Paylaşımın bir adı olmalıydı ve de dünya siyasetinde haklılık payı bulunmalıydı. Burjuva tarihi bunu anlı şanlı manşetlere atmalıydı. Ülkeler arasındaki farklılıklar “Burjuva Milliyetçiliği” kullanılarak vurgulanmaya başlandı. Özgürlük kisvesi altında, ülkelere silah zoruyla götürülecek demokratik anlayışlar bahane edilerek koca balkan ülkesi Yugoslavya yerle bir edildi. Geriye trajedileri anlatan bu tip öykünceler kaldı…
Tarih şu anda ülkesinin yıkılmaması için savaşan ve de şaibeli ölen Slobodan Miloseviç'i kasap, Gerorge W Bush'u da “özgürlük savaşçısı kahraman” olarak taktim etmekte. Emperyalist tarih, kurtuluş savaşını kaybeden bir Mustafa Kemal'i dünyaya nasıl tanıtırdı bir düşünün?
Politik dramlar romanlarda, öykülerde, tiyatrolarda konuların önüne geçmiştir hep. Eğer yazılan edebi metinde tarihsel acılar bulunuyorsa muhakkak ki siyaset genel ölçüde adını hissettirmiştir. Duygusallık bir kenara, yaşanılan dönem sorunları kafaları kurcalayan yapıda aktarılmıştır izleyenlere.
Kendini bilmez bazı Dramaturglar şunu bilmeli ki; vakanüvist burjuva tarihi hiçbir toplumun “ahlaki, kültürel” tarihi olmamıştır, olmayacaktır da… Savaşlar toplumların isteğiyle oluşmamıştır ve de savaş yaşayan toplumlar asla içindeki yarayı atamamıştır. Bugün dünya üzerinde halkların çatıştığı kaos ortamı ülkeler bulunmaktaysa, bu ekonomik, sosyolojik değerlerin yokluğu ile ilişkilidir.
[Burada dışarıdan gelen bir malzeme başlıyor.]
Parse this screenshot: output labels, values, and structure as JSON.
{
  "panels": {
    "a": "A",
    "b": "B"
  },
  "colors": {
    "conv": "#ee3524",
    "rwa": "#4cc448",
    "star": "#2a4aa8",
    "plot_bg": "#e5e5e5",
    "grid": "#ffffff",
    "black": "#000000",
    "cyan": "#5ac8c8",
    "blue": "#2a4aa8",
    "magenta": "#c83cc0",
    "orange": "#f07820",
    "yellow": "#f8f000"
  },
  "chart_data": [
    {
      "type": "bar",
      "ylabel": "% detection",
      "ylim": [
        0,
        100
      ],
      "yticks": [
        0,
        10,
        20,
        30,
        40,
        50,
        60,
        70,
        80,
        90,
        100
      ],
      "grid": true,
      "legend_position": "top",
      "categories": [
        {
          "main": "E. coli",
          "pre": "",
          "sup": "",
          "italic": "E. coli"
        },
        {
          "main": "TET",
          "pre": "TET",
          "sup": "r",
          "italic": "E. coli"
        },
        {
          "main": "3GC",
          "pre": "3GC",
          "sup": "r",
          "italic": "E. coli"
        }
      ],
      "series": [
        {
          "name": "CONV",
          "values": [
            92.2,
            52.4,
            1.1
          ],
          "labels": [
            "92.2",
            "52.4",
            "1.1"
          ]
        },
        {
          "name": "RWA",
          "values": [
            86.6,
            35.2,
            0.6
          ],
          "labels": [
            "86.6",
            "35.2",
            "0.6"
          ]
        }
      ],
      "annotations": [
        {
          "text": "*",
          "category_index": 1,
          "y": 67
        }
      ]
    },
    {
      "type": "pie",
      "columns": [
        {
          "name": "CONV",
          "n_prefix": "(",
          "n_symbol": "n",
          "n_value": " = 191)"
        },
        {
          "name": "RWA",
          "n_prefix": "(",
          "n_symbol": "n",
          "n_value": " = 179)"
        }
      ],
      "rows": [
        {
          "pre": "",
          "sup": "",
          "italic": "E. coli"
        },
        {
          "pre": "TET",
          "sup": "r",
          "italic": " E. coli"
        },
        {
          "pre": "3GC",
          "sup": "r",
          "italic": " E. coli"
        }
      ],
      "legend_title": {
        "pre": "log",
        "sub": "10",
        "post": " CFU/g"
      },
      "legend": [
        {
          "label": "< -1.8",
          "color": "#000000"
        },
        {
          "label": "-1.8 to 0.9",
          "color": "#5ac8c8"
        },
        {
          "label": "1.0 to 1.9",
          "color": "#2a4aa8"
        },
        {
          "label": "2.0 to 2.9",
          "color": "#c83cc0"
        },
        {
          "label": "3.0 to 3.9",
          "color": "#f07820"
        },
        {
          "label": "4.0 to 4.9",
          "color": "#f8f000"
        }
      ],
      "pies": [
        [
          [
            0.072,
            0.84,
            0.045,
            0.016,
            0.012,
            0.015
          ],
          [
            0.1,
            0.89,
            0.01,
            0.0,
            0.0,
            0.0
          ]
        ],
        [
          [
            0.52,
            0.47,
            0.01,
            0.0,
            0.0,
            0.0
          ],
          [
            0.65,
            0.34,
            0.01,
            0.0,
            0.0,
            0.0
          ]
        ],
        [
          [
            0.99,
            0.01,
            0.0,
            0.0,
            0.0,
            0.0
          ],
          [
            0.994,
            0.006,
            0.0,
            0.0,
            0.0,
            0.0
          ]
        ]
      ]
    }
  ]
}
Bu kadar siyasi polemiğin ardından oyuna gelirsek;
Oyun, şiddetin günden güne tırmandığı bir bölgede, insanlık trajedisiyle yüzleşen bireylerin hayatlarını konu alıyor. Barut Fıçısı, 11 kısa sahneden oluşan yapısıyla ve bir sahnede yer alan karakterin diğer sahnede de yer almasıyla oluşturulan ilişkiler zincirini anlatıyor. Yola çıkış “Balkanlar” anlatılan “Tüm Dünya”.. Şiddetin anlık seyrettiği, komedinin trajediye, trajedinin komediye kıvrak bir şekilde dönüşebildiği puslu bir insanlık haritası sahneye taşınıyor. Bu metin daha önece Goran Paskaljeviç tarafından sinemaya aktarılmıştı. Venedik Film Festivali, 35.Altın Portakal Fim Ödülleri'nde oynayarak adını uluslar arası alanda önemli ölçüde duyurmuştu. Filmi seyreden biri olarak şunu diyebilirim ki; eserin dönemi aktarışı pürüssüz olduğu için, operası dahi sahnelerde bambaşka hayat bulabilir.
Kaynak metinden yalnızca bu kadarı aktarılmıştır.